In the ending scene Shiyama tells Shiyan that she will always remain as his shadow and will never leave him no matter what.

== Cast ==
- Yoosuf Shafeeu as Shiyan / Hassan Shiyam
  - Ali Azim as Young Hassan Shiyam
- Mariyam Shifa as Shiyadha Najeeb
- Mohamed Faisal as Station Inspector Thoha. Leading officer of Shiyadha's murder case
- Ibrahim Jihad as Police Staff Sergeant Ahmed Shiyad
- Ahmed Saeed as Chief Superintendent Riyaz. Reporting officer of Shiyadha's murder case
- Nashidha Mohamed as Thuhufa, Shiyad's wife
- Ahmed Easa as Vafir, deliver boy
- Jadhulla Ismail as Mohamed Shiyam, Shiyadha's husband
- Fathimath Azifa as Dr. Shiyama, Shiyan's so-called Therapist
- Mariyam Shakeela as Shiyana, Shiyam's mother
- Ali Shazleem as Police Sergeant Anees
- Mohamed Waheed as Najeeb, Shiyadha's father
- Mariyam Haleem as Arifa, Shiyadha's mother
- Hamdhoon Farooq as Qalib
- Ibrahim Naseer as Shuaib
- Mohamed Hassan as Police Sergeant Zameer
- Ashraf Mohamed as Mujuthaba

==Development==
After the success of his previous comedy films, Baiveriyaa (2015) and Naughty 40 (2017), Shafeeu announced his next venture titled Dhevansoora, a suspense thriller, on 21 October 2017. On 30 October 2017, Shafeeu introduced debutant Mariyam Shifa in the lead role and praised her performance to be noteworthy. It was revealed that the film will feature 21 actors in several roles.
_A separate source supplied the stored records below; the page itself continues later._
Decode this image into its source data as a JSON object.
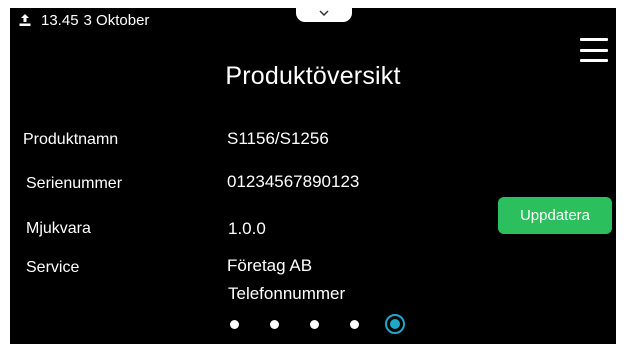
{
  "status_bar": {
    "time": "13.45",
    "date": "3 Oktober",
    "icon": "upload-icon"
  },
  "header": {
    "title": "Produktöversikt",
    "menu_icon": "hamburger-menu-icon",
    "pull_tab_icon": "chevron-down-icon"
  },
  "product_info": {
    "rows": [
      {
        "label": "Produktnamn",
        "values": [
          "S1156/S1256"
        ]
      },
      {
        "label": "Serienummer",
        "values": [
          "01234567890123"
        ]
      },
      {
        "label": "Mjukvara",
        "values": [
          "1.0.0"
        ]
      },
      {
        "label": "Service",
        "values": [
          "Företag AB",
          "Telefonnummer"
        ]
      }
    ]
  },
  "actions": {
    "update_label": "Uppdatera"
  },
  "pager": {
    "total": 5,
    "active_index": 4
  },
  "colors": {
    "background": "#000000",
    "update_button": "#2bbf5e",
    "pager_active": "#1fa8c9",
    "text": "#ffffff"
  }
}
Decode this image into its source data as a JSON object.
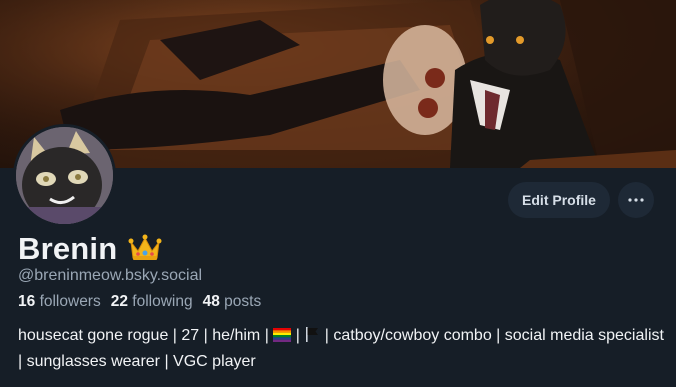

Filming took place in Male', Hulhumale' and Villimale'.

==Soundtrack==

Track listing
| No. | Title | Lyrics | Music | Singer(s) | Length |
|---|---|---|---|---|---|
| 1. | "Dhinufa Vee Fana" | Zarana Zareer | Fathuhulla Shakeel | Hussain Shifan |  |

==Release==
It was initially planned to release the film in December 2017. The first teaser of the film along with posters, were released on 31 October 2017. The release date was shifted to February 2018, citing unavailability of Olympus Cinema during December 2017.

==Accolades==

| Award | Category | Recipient(s) and nominee(s) | Result | Ref(s) |
| 9th Gaumee Film Awards | Best film | Dhevansoora | Nominated |  |
| Best Director | Yoosuf Shafeeu | Won |  |
| Best Actor | Yoosuf Shafeeu | Won |  |
| Best Supporting Actor | Ibrahim Jihad | Nominated |  |
| Ali Azim | Nominated |  |
| Best Supporting Actress | Fathimath Azifa | Nominated |  |
| Original Song | Fathuhulla Shakeel for "Dhin Ufaa" | Nominated |  |
| Best Lyricist | Zarana Zareer for "Dhin Ufaa" | Nominated |  |
| Best Male Playback Singer | Hussain Shifan for "Dhin Ufaa" | Nominated |  |
| Best Editing | Yoosuf Shafeeu | Won |  |
| Best Cinematography | Ibrahim Moosa | Nominated |  |
| Best Screenplay | Yoosuf Shafeeu | Won |  |
| Best Background Music | Fathuhulla Shakeel | Nominated |  |
| Best Art Direction | Yoosuf Shafeeu | Nominated |  |
| Best Costume Design | Eupe Productions | Nominated |  |
| Best Sound Editing | Fathuhulla Shakeel | Nominated |  |
| 1st MSPA Film Awards | Best Film | Dhevansoora | Nominated |  |
| Best Director | Yoosuf Shafeeu | Nominated |  |
| Best Negative Role | Ali Azim | Nominated |  |
| Best Original Screenplay | Yoosuf Shafeeu | Won |  |
| Best Editor | Yoosuf Shafeeu | Won |  |
| Best Cinematographer | Ibrahim Moosa | Won |  |
| Best Makeup – Special Effects | Yoosuf Shafeeu, Mohamed Faisal | Nominated |  |

==Sequel==
In February 2018, Shafeeu announced that he intended to develop a sequel of Dhevansoora, reprising the characters from the original.